Already, LIGO has made a major contribution, says Reitze, and it's only observed six black holes in total. Yet that data has already increased the number of black holes with known masses by 30 percent. "That's pretty remarkable for being on the air for only a few months," he says.

LIGO can also identify which part of the sky the waveforms are coming from. In the future, the researchers hope to use that data to tell astronomers around the world to point their instruments in the same direction in the hope of catching more information.

"We're trying to find the signal immediately so that we can alert other astronomers to look for the electromagnetic signal," and for other data such as gamma rays, X-rays and radio waves, Hanna says. "The idea is that for at least some of the gravitational wave candidates there would be some electromagnetic component." Having that additional information would be "like watching a film compared to listening to the radio." As the data piles up, he adds, it's also possible that physicists will see new patterns in observations they've already made.

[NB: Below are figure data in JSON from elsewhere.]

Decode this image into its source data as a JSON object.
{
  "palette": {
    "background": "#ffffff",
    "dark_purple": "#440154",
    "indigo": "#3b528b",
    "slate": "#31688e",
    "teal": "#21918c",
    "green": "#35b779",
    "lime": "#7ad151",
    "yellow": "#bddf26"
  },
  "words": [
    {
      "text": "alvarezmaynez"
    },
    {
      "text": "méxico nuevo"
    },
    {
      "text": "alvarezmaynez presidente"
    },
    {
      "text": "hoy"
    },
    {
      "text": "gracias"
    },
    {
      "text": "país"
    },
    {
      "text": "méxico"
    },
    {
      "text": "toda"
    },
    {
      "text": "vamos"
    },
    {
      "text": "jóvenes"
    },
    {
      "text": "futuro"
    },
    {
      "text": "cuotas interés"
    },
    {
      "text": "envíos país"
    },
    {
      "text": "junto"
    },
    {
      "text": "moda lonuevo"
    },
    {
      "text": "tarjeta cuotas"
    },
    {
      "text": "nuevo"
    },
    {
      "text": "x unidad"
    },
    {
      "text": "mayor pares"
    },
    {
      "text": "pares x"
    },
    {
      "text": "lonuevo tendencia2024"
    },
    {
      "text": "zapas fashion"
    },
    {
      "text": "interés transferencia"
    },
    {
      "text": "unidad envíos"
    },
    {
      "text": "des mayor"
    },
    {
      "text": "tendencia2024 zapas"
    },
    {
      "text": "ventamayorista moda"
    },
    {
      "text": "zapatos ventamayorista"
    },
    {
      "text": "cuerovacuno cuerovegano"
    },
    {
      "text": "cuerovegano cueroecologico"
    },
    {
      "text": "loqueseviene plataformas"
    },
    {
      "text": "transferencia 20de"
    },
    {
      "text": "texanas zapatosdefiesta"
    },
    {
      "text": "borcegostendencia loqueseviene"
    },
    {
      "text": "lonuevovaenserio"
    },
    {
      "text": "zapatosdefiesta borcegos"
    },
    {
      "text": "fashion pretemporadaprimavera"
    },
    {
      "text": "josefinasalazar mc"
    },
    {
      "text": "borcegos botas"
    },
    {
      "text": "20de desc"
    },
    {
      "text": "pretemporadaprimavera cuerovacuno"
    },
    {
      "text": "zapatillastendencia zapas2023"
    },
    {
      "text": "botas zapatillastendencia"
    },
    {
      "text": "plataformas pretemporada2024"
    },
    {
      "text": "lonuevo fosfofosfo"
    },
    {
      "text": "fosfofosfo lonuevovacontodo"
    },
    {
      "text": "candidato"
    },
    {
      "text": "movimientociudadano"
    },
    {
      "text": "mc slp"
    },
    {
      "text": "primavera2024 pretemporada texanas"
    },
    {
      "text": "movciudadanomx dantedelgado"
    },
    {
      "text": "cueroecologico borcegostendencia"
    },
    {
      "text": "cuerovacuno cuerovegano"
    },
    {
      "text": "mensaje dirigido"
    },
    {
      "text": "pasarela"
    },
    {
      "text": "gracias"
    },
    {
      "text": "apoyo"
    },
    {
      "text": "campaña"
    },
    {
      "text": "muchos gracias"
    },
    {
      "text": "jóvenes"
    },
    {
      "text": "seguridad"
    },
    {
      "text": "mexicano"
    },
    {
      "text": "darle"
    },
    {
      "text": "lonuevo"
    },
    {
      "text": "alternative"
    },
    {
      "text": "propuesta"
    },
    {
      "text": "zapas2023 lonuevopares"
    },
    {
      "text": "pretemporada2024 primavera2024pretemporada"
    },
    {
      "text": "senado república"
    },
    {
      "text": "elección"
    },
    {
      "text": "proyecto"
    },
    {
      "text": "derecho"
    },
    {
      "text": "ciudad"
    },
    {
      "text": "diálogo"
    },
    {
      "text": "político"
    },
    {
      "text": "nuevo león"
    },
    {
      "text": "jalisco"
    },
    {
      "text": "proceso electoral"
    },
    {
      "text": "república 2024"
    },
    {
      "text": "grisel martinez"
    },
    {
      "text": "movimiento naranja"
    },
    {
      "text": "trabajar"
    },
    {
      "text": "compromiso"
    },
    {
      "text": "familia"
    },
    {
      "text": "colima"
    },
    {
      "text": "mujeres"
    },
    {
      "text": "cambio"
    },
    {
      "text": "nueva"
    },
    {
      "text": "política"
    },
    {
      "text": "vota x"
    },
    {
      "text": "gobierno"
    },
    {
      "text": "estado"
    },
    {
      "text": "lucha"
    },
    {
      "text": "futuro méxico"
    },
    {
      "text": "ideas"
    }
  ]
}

Researchers are currently making adjustments to LIGO to make it more sensitive and will turn it on for another few months in the fall. "We'll start observing in September and should see many, many more of these binary black holes and hopefully we'll see other phenomena too," says Reitze. Exactly what will be a surprise.

"This is a completely brand-new way of observing the universe," says Hanna. "It's inevitable that we'll see things we never expected to observe and that's what's really exciting."